Si ya De la luz al olvido. Antología personal (1960-2013), que reúne la obra de Blas Muñoz Pizarro (Valencia, 1943), venía a ser para Sergio Arlandis “un libro que nos lleva a un debate mucho más hondo y que nos hace distinguir, lejos de toda polémica sobre tendencias y modas, la buena poesía de la mala. Y estoy muy de acuerdo, es reconfortante hallar a poetas como Blas Muñoz, alejado de modas y tendencias, porque en su propia conformación y concepción de la poesía solo la esencialidad de la palabra modela su capacidad creadora. Muñoz Pizarro es un poeta de una autenticidad e intensidad indiscutibles, como acierta a decir Arlandis. En ese proceso de creación desde la soledad y el silencio al que me refería al inicio, trasciende la voz del poeta, que vislumbra ya otros territorios, otros sueños.
La mirada de Muñoz Pizarro es, sin duda alguna, abarcadora y así se muestra en esta antología personal y lumínica, en la quedó incluido esta que comentamos El paso de la luz, en esta ocasión editada por los sellos editoriales Isla Negra y Crátera y que añade unas extraordinarias ilustraciones del artista argentino Pablo Santin; un libro que muestra multiplicidad de registros, matizaciones o detalles, convirtiendo así a la luz en un misterio por descubrir, y que necesitaba, de alguna manera, separarse de la edición antológica y transformarse en un ente independiente.

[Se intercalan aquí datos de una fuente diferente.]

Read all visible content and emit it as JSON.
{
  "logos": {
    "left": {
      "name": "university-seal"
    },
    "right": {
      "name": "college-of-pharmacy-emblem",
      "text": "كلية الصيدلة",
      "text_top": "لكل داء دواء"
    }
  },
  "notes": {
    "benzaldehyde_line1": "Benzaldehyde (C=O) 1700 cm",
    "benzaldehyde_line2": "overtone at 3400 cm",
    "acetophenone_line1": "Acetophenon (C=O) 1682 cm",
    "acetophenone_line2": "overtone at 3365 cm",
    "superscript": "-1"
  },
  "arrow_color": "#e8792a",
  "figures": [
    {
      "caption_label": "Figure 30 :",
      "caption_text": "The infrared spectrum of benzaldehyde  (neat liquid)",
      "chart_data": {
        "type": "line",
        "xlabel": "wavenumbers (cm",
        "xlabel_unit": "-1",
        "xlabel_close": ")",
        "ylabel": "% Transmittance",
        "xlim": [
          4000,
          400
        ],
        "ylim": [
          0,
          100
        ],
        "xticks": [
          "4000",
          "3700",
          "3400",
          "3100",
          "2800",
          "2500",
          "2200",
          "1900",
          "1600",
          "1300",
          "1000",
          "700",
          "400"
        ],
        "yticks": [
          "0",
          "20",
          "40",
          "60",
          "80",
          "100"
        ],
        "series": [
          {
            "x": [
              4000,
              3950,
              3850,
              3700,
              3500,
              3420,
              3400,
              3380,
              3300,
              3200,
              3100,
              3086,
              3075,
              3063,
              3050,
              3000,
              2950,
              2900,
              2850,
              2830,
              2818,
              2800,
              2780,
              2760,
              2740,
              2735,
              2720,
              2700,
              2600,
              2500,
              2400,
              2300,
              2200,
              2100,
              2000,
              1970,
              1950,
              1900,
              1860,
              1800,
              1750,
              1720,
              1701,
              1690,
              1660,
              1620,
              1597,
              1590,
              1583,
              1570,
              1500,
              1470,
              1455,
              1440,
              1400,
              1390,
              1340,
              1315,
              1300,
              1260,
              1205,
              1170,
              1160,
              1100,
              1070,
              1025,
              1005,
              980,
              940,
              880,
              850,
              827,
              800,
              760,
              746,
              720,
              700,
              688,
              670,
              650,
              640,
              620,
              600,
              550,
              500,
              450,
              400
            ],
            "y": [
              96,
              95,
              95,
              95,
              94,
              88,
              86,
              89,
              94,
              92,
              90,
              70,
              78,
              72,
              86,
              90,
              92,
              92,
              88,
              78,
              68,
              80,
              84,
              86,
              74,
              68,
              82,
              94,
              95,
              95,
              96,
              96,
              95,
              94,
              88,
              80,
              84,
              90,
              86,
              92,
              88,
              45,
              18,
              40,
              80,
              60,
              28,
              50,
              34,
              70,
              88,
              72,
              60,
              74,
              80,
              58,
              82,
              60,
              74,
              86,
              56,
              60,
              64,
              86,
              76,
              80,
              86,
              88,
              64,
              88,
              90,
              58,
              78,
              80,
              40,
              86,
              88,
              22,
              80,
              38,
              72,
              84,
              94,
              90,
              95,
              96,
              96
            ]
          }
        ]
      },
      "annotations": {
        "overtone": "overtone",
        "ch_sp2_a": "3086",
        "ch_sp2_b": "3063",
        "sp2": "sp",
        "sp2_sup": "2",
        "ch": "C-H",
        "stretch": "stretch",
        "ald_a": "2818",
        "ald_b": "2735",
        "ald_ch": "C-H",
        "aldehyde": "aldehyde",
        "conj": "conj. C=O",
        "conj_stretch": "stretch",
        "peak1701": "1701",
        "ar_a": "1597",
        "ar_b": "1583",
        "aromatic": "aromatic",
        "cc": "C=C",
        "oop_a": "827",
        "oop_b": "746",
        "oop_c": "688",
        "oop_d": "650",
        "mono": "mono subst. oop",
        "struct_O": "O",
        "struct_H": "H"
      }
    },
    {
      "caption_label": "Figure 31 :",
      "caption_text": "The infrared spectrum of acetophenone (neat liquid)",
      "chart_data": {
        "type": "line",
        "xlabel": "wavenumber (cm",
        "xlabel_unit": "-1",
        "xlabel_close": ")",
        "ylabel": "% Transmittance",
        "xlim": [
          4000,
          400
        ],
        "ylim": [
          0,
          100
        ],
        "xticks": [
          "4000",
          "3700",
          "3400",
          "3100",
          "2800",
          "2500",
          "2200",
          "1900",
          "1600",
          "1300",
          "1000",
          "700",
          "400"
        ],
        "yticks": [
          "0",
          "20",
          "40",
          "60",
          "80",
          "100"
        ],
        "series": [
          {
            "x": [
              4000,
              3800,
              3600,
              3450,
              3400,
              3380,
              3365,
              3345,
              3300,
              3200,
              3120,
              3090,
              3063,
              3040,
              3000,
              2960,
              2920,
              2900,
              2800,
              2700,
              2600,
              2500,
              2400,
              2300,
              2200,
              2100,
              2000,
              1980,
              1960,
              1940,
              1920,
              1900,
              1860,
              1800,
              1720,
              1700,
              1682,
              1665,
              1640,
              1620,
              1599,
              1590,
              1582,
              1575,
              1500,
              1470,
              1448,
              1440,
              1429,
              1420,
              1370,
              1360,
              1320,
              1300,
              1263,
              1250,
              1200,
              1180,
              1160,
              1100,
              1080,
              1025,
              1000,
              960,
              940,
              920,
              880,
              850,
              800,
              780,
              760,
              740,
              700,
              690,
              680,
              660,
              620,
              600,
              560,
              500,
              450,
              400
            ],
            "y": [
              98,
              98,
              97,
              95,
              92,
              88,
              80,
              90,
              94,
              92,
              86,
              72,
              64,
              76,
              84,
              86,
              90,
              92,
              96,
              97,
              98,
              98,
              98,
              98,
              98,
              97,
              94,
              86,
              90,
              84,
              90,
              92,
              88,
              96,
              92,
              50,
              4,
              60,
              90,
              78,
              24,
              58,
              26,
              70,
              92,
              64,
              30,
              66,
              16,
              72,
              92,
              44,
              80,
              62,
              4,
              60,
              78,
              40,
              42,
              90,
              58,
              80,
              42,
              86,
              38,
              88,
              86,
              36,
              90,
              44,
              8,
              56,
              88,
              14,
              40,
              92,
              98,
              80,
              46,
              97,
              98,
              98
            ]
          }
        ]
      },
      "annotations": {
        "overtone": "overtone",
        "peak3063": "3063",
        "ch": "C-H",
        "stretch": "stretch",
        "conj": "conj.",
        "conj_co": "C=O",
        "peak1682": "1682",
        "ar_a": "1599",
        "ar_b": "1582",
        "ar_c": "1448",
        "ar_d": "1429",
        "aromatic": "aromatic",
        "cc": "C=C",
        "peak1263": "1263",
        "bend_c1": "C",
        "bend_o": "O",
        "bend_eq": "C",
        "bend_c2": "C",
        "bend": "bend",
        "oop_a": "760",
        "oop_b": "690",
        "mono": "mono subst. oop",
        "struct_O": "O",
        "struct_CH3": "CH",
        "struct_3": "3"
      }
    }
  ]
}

Nace la luz de la necesidad del poeta de interiorizar todo lo que le rodea, de abismarse en lo desconocido para de esta forma crear un mundo nuevo, un lugar mágico, capaz de silenciar el dolor de las ausencias.
Escribe Muñoz Pizarro desde adentro de sí, desentrañándose, dejándose llevar por sus propios miedos e incertidumbres, aferrado al latido de la vida. Es alentador comprobar que el poemario está dedicado al poeta fallecido recientemente Ricardo Bellveser, “avizor sagitario, en su luz permanente”. Y con esa luz permanente sueña aún el poeta con la Naturaleza que debemos celebrar cada día, con los aromas de las tardes de invierno o los amaneceres marinos; toda una cosmovisión en la cual la palabra distingue y se distingue como único instrumento de salvación: «Porque decir la vida / es más difícil que vivirla, y porque / nada sé más allá de lo que olvido, / enmudezco otra vez. Y aprendo. Y oigo. / Aquí, al resguardo de la lluvia, en este / ajeno patio de vecinos donde / se oye el trajín de una cocina y vuelve / el olor a manzanas de mi infancia». ¡Ay, la infancia siempre! El persistente rumor machadiano de la infancia, esa Arcadia a la que se regresa siempre para beber el néctar de la inocencia y la luz: «De la unión de la luz con la inocencia, / ¿no nace la verdad, esa certeza / que cada ser inventa en su destierro, / con tanta confusión como esperanza, / para darle calor a su novicio / corazón?», se pregunta el poeta, y encadena el final de cada poema al principio del siguiente —comunión de la palabra. Es la luz y su silencio un diálogo poético inconmensurable, pues tras la soledad del poeta, «sólo queda / oír cómo respira, acompasada, / la fatiga del mundo, mientras llueve», y el regreso siempre a la luz primigenia.